Outside of China, its businesses like Singapore-based Lazada and AliExpress gained a combined 120 million annual active consumers.

Alibaba said it strengthened Lazada’s third-party marketplace business, management team and technology infrastructure and at the same time, reduced Lazada’s exposure to direct product sales of low-margin categories, such as electronics.

This saw Lazada’s revenue decreased by 4% in the quarter ended March 31. Overall, revenue from Alibaba’s international commerce retail business in the quarter was RMB 4,944 million (US$737 million), an increase of 25% compared to the same quarter of 2018.

Meanwhile, Tencent posted a net profit of RMB 27.2bn (US$3.9bn) in the quarter ended March 31, up from RMB 23.3bn in the same period last year. Its revenue increased by 16% to 85.5bn, compared with RMB 73.5bn in the same period in 2018.

It had previously announced that it feared a decline in profits for the final quarter of 2018, mostly due to the Chinese government cracking down on new game approvals which hit the tech giant’s gaming business.
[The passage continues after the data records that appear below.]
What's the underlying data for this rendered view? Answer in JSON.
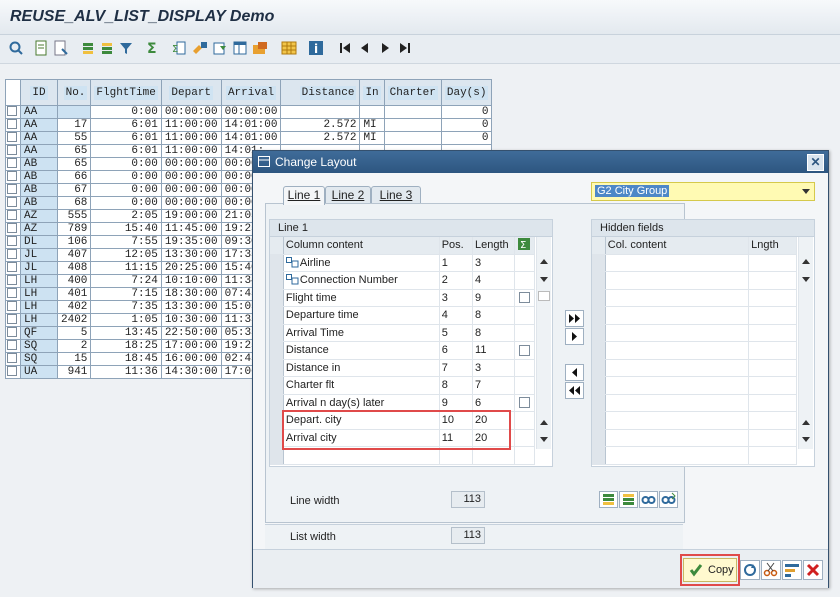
{
  "app": {
    "title": "REUSE_ALV_LIST_DISPLAY Demo"
  },
  "toolbar": {
    "icons": [
      "details-icon",
      "select-icon",
      "deselect-icon",
      "sort-ascending-icon",
      "sort-descending-icon",
      "filter-icon",
      "sum-icon",
      "subtotal-icon",
      "print-preview-icon",
      "export-icon",
      "spreadsheet-icon",
      "mail-icon",
      "change-layout-icon",
      "select-layout-icon",
      "info-icon",
      "first-page-icon",
      "previous-page-icon",
      "next-page-icon",
      "last-page-icon"
    ]
  },
  "alv": {
    "headers": [
      "ID",
      "No.",
      "FlghtTime",
      "Depart",
      "Arrival",
      "Distance",
      "In",
      "Charter",
      "Day(s)"
    ],
    "rows": [
      [
        "AA",
        "",
        "0:00",
        "00:00:00",
        "00:00:00",
        "",
        "",
        "",
        "0"
      ],
      [
        "AA",
        "17",
        "6:01",
        "11:00:00",
        "14:01:00",
        "2.572",
        "MI",
        "",
        "0"
      ],
      [
        "AA",
        "55",
        "6:01",
        "11:00:00",
        "14:01:00",
        "2.572",
        "MI",
        "",
        "0"
      ],
      [
        "AA",
        "65",
        "6:01",
        "11:00:00",
        "14:01:",
        "",
        "",
        "",
        ""
      ],
      [
        "AB",
        "65",
        "0:00",
        "00:00:00",
        "00:00:",
        "",
        "",
        "",
        ""
      ],
      [
        "AB",
        "66",
        "0:00",
        "00:00:00",
        "00:00:",
        "",
        "",
        "",
        ""
      ],
      [
        "AB",
        "67",
        "0:00",
        "00:00:00",
        "00:00:",
        "",
        "",
        "",
        ""
      ],
      [
        "AB",
        "68",
        "0:00",
        "00:00:00",
        "00:00:",
        "",
        "",
        "",
        ""
      ],
      [
        "AZ",
        "555",
        "2:05",
        "19:00:00",
        "21:05:",
        "",
        "",
        "",
        ""
      ],
      [
        "AZ",
        "789",
        "15:40",
        "11:45:00",
        "19:25:",
        "",
        "",
        "",
        ""
      ],
      [
        "DL",
        "106",
        "7:55",
        "19:35:00",
        "09:30:",
        "",
        "",
        "",
        ""
      ],
      [
        "JL",
        "407",
        "12:05",
        "13:30:00",
        "17:35:",
        "",
        "",
        "",
        ""
      ],
      [
        "JL",
        "408",
        "11:15",
        "20:25:00",
        "15:40:",
        "",
        "",
        "",
        ""
      ],
      [
        "LH",
        "400",
        "7:24",
        "10:10:00",
        "11:34:",
        "",
        "",
        "",
        ""
      ],
      [
        "LH",
        "401",
        "7:15",
        "18:30:00",
        "07:45:",
        "",
        "",
        "",
        ""
      ],
      [
        "LH",
        "402",
        "7:35",
        "13:30:00",
        "15:05:",
        "",
        "",
        "",
        ""
      ],
      [
        "LH",
        "2402",
        "1:05",
        "10:30:00",
        "11:35:",
        "",
        "",
        "",
        ""
      ],
      [
        "QF",
        "5",
        "13:45",
        "22:50:00",
        "05:35:",
        "",
        "",
        "",
        ""
      ],
      [
        "SQ",
        "2",
        "18:25",
        "17:00:00",
        "19:25:",
        "",
        "",
        "",
        ""
      ],
      [
        "SQ",
        "15",
        "18:45",
        "16:00:00",
        "02:45:",
        "",
        "",
        "",
        ""
      ],
      [
        "UA",
        "941",
        "11:36",
        "14:30:00",
        "17:06:",
        "",
        "",
        "",
        ""
      ]
    ]
  },
  "dialog": {
    "title": "Change Layout",
    "tabs": [
      "Line 1",
      "Line 2",
      "Line 3"
    ],
    "group_title": "Line 1",
    "columns": {
      "content": "Column content",
      "pos": "Pos.",
      "length": "Length"
    },
    "fields": [
      {
        "name": "Airline",
        "pos": "1",
        "len": "3",
        "key": true,
        "check": false
      },
      {
        "name": "Connection Number",
        "pos": "2",
        "len": "4",
        "key": true,
        "check": false
      },
      {
        "name": "Flight time",
        "pos": "3",
        "len": "9",
        "key": false,
        "check": true
      },
      {
        "name": "Departure time",
        "pos": "4",
        "len": "8",
        "key": false,
        "check": false
      },
      {
        "name": "Arrival Time",
        "pos": "5",
        "len": "8",
        "key": false,
        "check": false
      },
      {
        "name": "Distance",
        "pos": "6",
        "len": "11",
        "key": false,
        "check": true
      },
      {
        "name": "Distance in",
        "pos": "7",
        "len": "3",
        "key": false,
        "check": false
      },
      {
        "name": "Charter flt",
        "pos": "8",
        "len": "7",
        "key": false,
        "check": false
      },
      {
        "name": "Arrival n day(s) later",
        "pos": "9",
        "len": "6",
        "key": false,
        "check": true
      },
      {
        "name": "Depart. city",
        "pos": "10",
        "len": "20",
        "key": false,
        "check": false
      },
      {
        "name": "Arrival city",
        "pos": "11",
        "len": "20",
        "key": false,
        "check": false
      }
    ],
    "line_width_label": "Line width",
    "line_width": "113",
    "list_width_label": "List width",
    "list_width": "113",
    "hidden": {
      "title": "Hidden fields",
      "col_content": "Col. content",
      "length": "Lngth"
    },
    "variant": "G2 City Group",
    "copy_label": "Copy",
    "colors": {
      "highlight": "#e04a4a",
      "titlebar": "#2d5680",
      "selection": "#fffab3"
    }
  }
}
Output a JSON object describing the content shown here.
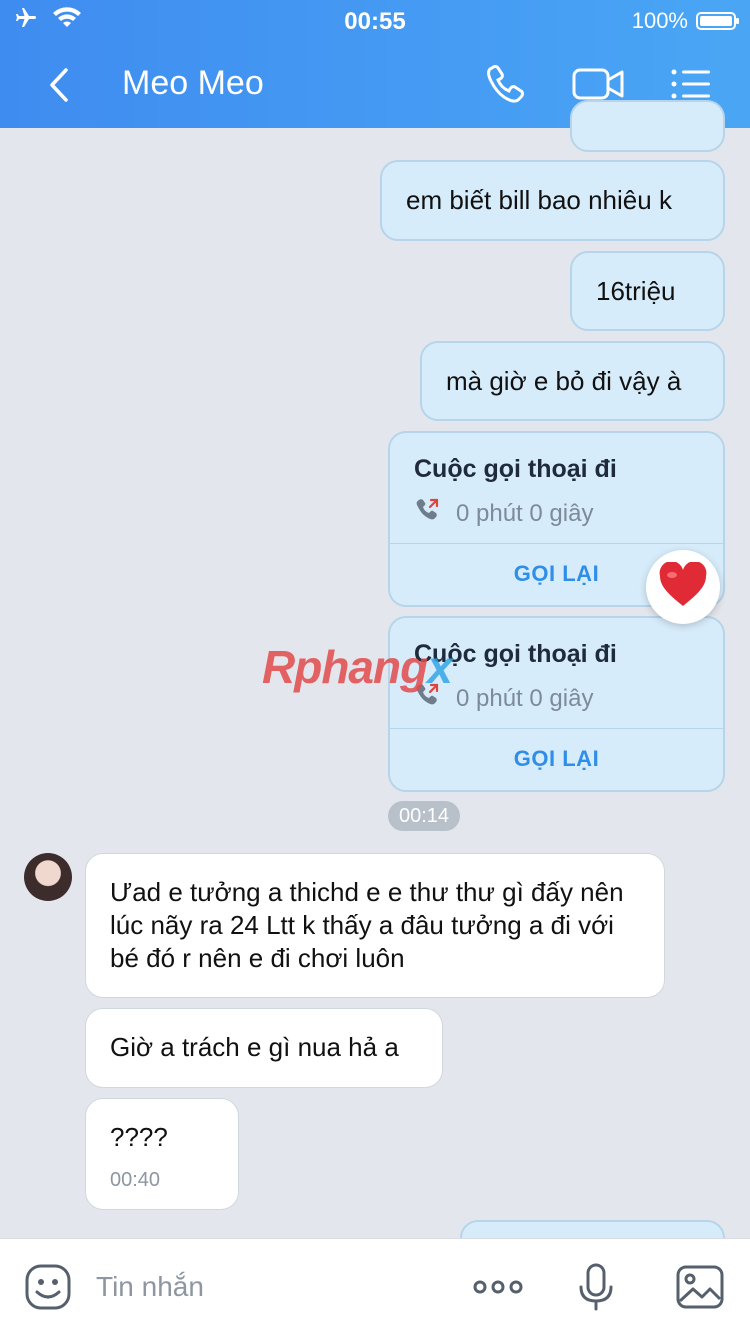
{
  "status_bar": {
    "time": "00:55",
    "battery": "100%"
  },
  "header": {
    "title": "Meo Meo"
  },
  "messages_out": [
    {
      "text": "em biết bill bao nhiêu k"
    },
    {
      "text": "16triệu"
    },
    {
      "text": "mà giờ e bỏ đi vậy à"
    }
  ],
  "calls": [
    {
      "title": "Cuộc gọi thoại đi",
      "duration": "0 phút 0 giây",
      "action": "GỌI LẠI"
    },
    {
      "title": "Cuộc gọi thoại đi",
      "duration": "0 phút 0 giây",
      "action": "GỌI LẠI"
    }
  ],
  "time_badge": "00:14",
  "messages_in": [
    {
      "text": "Ưad e tưởng a thichd e e thư thư gì đấy nên lúc nãy ra 24 Ltt k thấy a đâu tưởng a đi với bé đó r nên e đi chơi luôn"
    },
    {
      "text": "Giờ a trách e gì nua hả a"
    },
    {
      "text": "????",
      "time": "00:40"
    }
  ],
  "watermark": {
    "part1": "Rphang",
    "part2": "x"
  },
  "composer": {
    "placeholder": "Tin nhắn"
  },
  "colors": {
    "header": "#4aa6f5",
    "bubble_out": "#d7ecfb",
    "link": "#2f8ee8"
  },
  "icons": [
    "airplane-icon",
    "wifi-icon",
    "back-icon",
    "phone-icon",
    "video-icon",
    "menu-icon",
    "call-outgoing-icon",
    "heart-icon",
    "sticker-icon",
    "more-icon",
    "mic-icon",
    "image-icon"
  ]
}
The growth was largely driven by payment and other financial technology services as well as advertising and digital content services like music and streaming video, according to the company.

Online advertising contributed 16% to the growth, with RMB 13.4bn in revenue because of WeChat Moments, Mini Programs and QQ’s entertainment news feed Kan Dian.

“We sustained healthy user engagement across our key platforms, with notable growth in the number of short videos uploaded and shared by users on QQ and Weixin (WeChat),” said Tencent chairman and chief executive Pony Ma Huateng in a statement.

“Our payment, other fintech services and cloud business, while still at an early stage of expansion, are now generating substantial revenues. We believe that we are building solid foundations for future growth in both the consumer and industrial internet domains.”

The Chinese government crackdown on games has had an impact on Tencent’s overall video games business, which accounts for a third of its total revenue. The revenue for its gaming business slipped 1% year on year to RMB 28.5bn in the first quarter.

It also reported a 3% decline in mobile games revenue to RMB 21.2bn because of fewer new titles released, while personal computer games recorded RMB 13.8bn in revenue, down 2%.

Alibaba and Tencent's rival reported a 21% increase in net revenues, marking its slowest Q1 growth on record, two days earlier.

Its revenues hit RMB 121.1bn (US$18bn), narrowly beating analyst expectations, and net income was RMB 7.3bn (US$1.1bn), a significant year-on-year increase from RMB 1.5 bn in the first quarter of 2018.